The Ferry Boat, Washingborough

The Ferry Boat,
High Street,
Washingborough,
Lincolnshire
LN4 1AZ
Tel: 01522 790794

Starters from £4.50
Mains from £9.95
Desserts from £4.50
Sunday lunch 2 courses £11.95, 3 courses £13.95


Words by:
Katrina Burrill
Featured in:
December 2014

The Ferry Boat has been in Washingborough since 1625. At that time, the River Witham ran alongside the pub and the landlord ran a ferry service for those wishing to cross the water.
Much has changed since then but the pub has remained a part of the village. New owners Richie Bell and his wife Nichola have taken on the arduous task of making the pub once again a focal point for the village. Since they received the keys in early October they have spent a great deal of time and energy bringing the building back to life. New floors and decoration, a new bar and kitchen, and a new team, they have done a great job in a short amount of time.

Richie and Nichola are no strangers to the catering trade either. They already own Bells’ Tea and Coffee House in Lincoln’s Bailgate.

From the outside it is clear to see that much has been done, and a new coat of paint has lifted the premises. A neutral colour scheme adds to the traditional building. When you walk in, it is pleasantly surprising. The bar and decoration have a modern feel, despite the traditional style. Indian oak tables, floral patterns and leather all add to the final look.

We were welcomed by one of the team when we arrived and were promptly shown to our table, where a drinks order was taken and we were handed the menu for the day. The Ferry Boat has two menus: a Sunday lunch menu – with a choice of three starters, four mains and three desserts – and a main menu, which has some more options, but the couple have gone for quality over quantity.

For my starter I chose the moules marinière. Mussels are probably one of my favourite choices when I dine out, or in, so there was no other option for me. Served on a wooden board, a huge bowl of mussels was presented with some sliced white loaf. The flavour of the sauce was divine. Often you experience a tangy aftertaste; with these there was none. The mussels themselves were a good size, something you don’t often find, and very fresh.

Accompanying me was the magazine’s new sales manager, Amanda, so she could see what was on offer for our reviews. She chose the homemade pâté which was served with sliced loaf and a rocket salad with a balsamic dressing. In her words, she had never enjoyed such a nice pâté before. The other option was a carrot soup. However, the main menu includes Thai fishcakes, pears with new potatoes, Stilton and walnuts, or ‘old style’ potted beef.

Our main courses were just as nice. I opted for the roast pork which was served with the veg of day including red cabbage, broccoli and cauliflower cheese, roast potatoes and baby carrots. It also came with a Yorkshire pudding, apple sauce and gravy. The pork had been sliced into two thick pieces and served on a warm plate. So often, eateries serve their meals directly on cold plates, which ruins the overall result, but nothing was going to ruin this meal.

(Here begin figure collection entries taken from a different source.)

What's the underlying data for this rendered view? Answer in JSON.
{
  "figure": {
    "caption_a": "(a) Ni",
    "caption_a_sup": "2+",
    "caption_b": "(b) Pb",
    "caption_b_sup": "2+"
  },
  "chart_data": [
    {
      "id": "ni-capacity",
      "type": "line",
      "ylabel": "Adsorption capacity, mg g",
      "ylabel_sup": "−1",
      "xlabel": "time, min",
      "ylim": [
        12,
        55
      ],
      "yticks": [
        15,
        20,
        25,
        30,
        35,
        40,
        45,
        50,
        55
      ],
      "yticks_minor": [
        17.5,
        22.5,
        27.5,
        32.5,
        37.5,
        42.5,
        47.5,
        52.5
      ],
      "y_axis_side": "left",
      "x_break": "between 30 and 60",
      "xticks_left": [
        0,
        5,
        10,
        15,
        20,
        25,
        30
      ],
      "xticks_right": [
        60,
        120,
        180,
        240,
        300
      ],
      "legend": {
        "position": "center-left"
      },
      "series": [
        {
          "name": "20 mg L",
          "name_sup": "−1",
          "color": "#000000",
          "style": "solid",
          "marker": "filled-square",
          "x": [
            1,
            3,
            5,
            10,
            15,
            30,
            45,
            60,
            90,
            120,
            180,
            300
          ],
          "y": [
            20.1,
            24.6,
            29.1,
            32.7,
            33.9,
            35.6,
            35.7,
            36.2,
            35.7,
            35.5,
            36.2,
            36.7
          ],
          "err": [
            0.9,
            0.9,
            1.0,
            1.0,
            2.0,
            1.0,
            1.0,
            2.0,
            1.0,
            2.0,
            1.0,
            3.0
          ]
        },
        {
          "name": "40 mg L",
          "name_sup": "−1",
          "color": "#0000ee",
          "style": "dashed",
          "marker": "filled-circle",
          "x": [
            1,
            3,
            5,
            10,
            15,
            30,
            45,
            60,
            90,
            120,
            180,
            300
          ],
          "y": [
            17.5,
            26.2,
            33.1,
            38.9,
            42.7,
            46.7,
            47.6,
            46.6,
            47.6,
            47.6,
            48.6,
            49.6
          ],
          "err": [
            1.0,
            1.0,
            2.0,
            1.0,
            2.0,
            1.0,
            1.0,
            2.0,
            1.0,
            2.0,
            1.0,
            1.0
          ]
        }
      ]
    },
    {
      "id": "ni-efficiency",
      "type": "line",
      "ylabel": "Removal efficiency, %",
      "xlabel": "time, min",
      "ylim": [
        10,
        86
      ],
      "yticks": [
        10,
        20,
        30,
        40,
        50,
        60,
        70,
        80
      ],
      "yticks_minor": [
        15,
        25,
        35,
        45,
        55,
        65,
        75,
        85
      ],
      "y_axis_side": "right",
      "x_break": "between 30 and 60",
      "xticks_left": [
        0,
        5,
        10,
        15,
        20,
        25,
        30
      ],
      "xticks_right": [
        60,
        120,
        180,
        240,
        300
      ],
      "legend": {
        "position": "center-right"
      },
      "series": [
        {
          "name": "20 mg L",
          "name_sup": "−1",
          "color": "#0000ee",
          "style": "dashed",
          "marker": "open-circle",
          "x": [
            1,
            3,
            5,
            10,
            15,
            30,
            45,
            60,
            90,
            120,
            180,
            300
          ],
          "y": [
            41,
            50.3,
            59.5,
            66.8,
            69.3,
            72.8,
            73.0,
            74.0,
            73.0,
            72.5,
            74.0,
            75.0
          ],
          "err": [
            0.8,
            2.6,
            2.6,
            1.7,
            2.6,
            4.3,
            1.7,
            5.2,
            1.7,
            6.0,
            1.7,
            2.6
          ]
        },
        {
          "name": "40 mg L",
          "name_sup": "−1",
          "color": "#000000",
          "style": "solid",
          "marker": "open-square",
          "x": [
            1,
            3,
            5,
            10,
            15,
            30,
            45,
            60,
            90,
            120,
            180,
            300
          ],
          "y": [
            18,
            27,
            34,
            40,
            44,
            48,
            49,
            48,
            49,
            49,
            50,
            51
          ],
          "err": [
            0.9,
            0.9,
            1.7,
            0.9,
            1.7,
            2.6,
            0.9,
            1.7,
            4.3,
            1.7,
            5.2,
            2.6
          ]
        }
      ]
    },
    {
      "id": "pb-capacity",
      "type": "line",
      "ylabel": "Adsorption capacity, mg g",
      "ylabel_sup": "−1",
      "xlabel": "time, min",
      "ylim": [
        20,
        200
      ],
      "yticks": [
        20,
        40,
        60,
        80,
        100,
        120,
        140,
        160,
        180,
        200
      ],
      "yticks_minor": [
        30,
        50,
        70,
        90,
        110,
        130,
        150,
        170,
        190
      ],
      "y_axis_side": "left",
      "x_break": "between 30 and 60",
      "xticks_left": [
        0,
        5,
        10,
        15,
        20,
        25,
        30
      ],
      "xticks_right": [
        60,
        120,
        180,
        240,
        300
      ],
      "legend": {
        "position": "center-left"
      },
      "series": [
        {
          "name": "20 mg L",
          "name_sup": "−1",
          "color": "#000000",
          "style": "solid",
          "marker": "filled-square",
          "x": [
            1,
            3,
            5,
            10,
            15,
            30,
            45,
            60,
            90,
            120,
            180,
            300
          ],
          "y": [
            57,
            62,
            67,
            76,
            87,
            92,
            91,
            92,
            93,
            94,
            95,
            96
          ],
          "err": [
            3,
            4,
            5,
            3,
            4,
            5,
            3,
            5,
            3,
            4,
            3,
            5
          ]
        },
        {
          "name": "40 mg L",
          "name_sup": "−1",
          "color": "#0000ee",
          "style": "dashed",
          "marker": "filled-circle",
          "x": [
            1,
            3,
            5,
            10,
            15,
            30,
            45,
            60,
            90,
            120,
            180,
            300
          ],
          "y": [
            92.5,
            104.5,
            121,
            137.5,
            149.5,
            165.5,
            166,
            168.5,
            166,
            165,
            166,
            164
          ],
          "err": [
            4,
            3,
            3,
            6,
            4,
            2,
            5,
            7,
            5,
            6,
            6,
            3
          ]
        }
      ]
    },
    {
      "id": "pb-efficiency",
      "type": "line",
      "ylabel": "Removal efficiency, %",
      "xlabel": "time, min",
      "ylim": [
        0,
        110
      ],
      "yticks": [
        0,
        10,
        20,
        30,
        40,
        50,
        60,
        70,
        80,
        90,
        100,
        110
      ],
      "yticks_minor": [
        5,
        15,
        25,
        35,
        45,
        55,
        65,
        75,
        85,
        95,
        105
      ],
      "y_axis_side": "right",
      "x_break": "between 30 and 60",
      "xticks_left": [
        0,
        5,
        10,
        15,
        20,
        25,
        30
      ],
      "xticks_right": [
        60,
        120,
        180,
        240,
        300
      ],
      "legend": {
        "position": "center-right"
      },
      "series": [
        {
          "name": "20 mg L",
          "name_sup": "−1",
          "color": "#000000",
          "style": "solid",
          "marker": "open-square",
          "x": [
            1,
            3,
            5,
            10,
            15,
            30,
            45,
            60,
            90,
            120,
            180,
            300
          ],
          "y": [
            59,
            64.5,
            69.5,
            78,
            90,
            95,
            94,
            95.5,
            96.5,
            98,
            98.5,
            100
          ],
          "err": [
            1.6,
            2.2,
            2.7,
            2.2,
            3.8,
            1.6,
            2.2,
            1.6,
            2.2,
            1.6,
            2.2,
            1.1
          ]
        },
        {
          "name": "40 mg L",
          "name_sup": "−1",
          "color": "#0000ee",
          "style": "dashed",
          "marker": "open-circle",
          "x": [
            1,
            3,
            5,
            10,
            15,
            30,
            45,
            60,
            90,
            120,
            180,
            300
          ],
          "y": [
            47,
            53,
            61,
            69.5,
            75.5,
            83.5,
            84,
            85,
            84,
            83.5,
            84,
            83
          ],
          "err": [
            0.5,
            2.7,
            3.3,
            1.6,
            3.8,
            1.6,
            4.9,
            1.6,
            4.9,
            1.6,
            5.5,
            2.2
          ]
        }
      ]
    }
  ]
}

Amanda chose the fillet of salmon, which was also served with vegetables and potatoes. Salmon is easy to overcook, but this was done beautifully, flaking when the fork was pressed against it. The other main courses for Sunday lunch were roast beef, or a fennel and potato gratin. The main menu offers roast duck with redcurrant sauce; belly pork confit in a cider sauce; cod; steak and twice cooked chips; mussels in a cider sauce and lentils with wild mushrooms and leeks.

Even though we were both pleasantly full, we couldn’t resist the dessert menu. Amanda chose the homemade apple crumble whereas I opted for the chocolate brownie. For any chocolate lover the brownie is an absolute must. Gooey, warm and served with vanilla ice cream, it is quite possibly one of the best desserts I have ever chosen.

Amanda also enjoyed her dessert which was served warm with vanilla ice cream. Had Nichola not convinced me to try the brownie I would have chosen the lemon posset, but I am glad she did. The desserts on the main menu are the same.

We finished our meal with a cup of coffee, which again is local, using Stokes products. Careful attention is paid even to the little things, like the milk, which was served in a mini milk bottle. There isn’t anything this couple haven’t thought about.

In less than six weeks the couple have completely transformed the restaurant into a destination pub. They held their first music evening the day before we went and said it went down so well that they have already booked the same act for a further two evenings in December.

As well as serving the main menus, they also offer afternoon tea which, as anybody who has visited their tea shop would expect, is wonderful.